Fangirling My Life Away
"So look. Here’s the thing about writing. Some people think it’s magical, some people think it’s a job. I think it’s a magical job. It’s a job in that I have to go to it every day, and sit at a computer, and enter data. It’s hard and I’m not always inspired and sometimes I really just want to play video games and eat cake and never think about narrative structure again. And sometimes it’s not even the fun part of making things up, but the copyediting and admin and correspondence and total breakdown level exhaustion after months on tour. It is more than a full time job, and even though it is an amazing job, there is nothing particularly mystical about being a writer over, say, being a programmer.

But on the other hand, it is kind of magical. Like trauma, I’m convinced there’s some chemical release that erases the knowledge of how I ever managed to write a book as soon as I’ve finished it. Things just drop into your head without warning and the story seems to take on its own life. For me it’s a combination of playing a complex game, casting a spell, and solving a puzzle in which many pieces fit correctly but only one makes the right picture. We all come up with metaphors about writing and compare it to other tasks because even as writers we’re constantly trying to understand it. We talk about muses and characters sprinting off on their own recognizance and channeling inspiration (ok, other people do. I get hives when those conversations spring up) because a lot of times we don’t have a good explanation for where ideas come from, or why the story needed to go in just that way, or why on Tuesday nothing happened and at least one eyeball actually wept blood while staring at a blank screen and on Wednesday a whole story just fell out and was amazing. Why stuff that seemed phenomenally, brain-sizzlingly awesome last night is crap this morning, and what seemed like cold garbage when you finished writing it is actually pretty good when you make your editing pass. It’s all weird stuff, and like most groups who suffer from low personal power and random reinforcement, we get superstitious and start churning out odd folklore.

And then you slap down your most personal obsessions and best guesses and terrors and longings and it gets mass-reproduced and a whole bunch of people (hopefully) read it and then you have to look them in the eye at readings and signings and conventions and try to black out what they know about your past, your future, how you want the world to be and what you love so that you can have a normal conversation, so that you can try to be the better self that sometimes, on really good days, goes into the work. It’s not exactly normal, this thing we do. But there is a reason that so many people want to do it, and that reason is because it is awesome. Sometimes I realize the awful truth that being a writer is exactly as amazing and magical as I thought it would be when I was a kid and that’s really a bit terrifying.

Almost every writer I know has at one time or another said they felt they were Doing It Wrong and there had to be an easier/faster/slower/better/less stressful/better tasting way to write a book. Not just the standard long dark teatime of the middle third of the novel where we pretty much all think we’re terrible at this and should be strung up for the imposters we are, but that the method by which we accomplish books is the wrong one.

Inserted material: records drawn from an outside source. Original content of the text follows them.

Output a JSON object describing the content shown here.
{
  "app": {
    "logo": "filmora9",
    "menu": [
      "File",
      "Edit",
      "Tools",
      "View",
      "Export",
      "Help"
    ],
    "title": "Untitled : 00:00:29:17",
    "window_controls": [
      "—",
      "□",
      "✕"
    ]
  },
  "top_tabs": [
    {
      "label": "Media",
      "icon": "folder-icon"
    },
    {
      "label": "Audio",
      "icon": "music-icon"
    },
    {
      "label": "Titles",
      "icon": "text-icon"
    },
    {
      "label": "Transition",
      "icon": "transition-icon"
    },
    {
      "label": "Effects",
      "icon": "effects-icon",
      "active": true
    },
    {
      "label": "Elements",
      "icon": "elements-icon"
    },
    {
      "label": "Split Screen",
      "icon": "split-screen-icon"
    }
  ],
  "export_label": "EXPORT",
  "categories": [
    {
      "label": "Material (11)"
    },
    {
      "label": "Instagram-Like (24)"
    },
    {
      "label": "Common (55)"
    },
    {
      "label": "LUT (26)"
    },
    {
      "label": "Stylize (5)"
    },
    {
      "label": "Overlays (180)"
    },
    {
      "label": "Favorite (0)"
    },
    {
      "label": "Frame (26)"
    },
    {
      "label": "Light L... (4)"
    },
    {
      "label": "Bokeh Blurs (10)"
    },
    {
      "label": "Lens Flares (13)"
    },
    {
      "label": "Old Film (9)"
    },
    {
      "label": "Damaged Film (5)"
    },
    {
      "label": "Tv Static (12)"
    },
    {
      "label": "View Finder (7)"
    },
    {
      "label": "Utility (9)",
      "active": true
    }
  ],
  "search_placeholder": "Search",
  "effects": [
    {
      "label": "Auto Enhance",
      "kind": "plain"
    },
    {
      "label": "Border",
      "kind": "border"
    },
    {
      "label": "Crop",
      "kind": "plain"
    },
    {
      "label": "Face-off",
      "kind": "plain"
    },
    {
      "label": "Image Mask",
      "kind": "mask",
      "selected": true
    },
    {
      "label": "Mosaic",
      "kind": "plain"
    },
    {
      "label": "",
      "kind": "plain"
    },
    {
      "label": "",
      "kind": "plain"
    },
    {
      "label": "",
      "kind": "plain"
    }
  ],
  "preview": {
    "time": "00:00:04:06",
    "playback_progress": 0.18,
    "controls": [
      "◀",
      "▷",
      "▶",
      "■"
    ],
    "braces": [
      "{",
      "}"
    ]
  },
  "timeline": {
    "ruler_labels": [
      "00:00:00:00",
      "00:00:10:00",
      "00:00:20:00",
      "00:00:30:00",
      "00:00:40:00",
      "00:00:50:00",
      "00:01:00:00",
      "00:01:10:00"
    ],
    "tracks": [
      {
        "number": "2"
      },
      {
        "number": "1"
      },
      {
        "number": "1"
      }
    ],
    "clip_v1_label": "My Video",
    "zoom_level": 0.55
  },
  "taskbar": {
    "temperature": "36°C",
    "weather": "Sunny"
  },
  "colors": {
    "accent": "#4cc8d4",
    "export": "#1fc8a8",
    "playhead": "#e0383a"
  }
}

The truth is, if there’s a finished book at the end of it, it’s the right way to write a book. I say that having just stayed up all night for the second time this week to finish something, which I always tell myself is stupid, and I am stupid, and I am not in college and why couldn’t I do it during the day like a non-vampire? But it’s never been a realistic expectation of myself not to write things the way I have always written them, which is to say all in one go, usually late at night, pushing through because if I don’t stop I can’t doubt myself. It’s part of who I am as a writer, and however you write is part of who you are, too.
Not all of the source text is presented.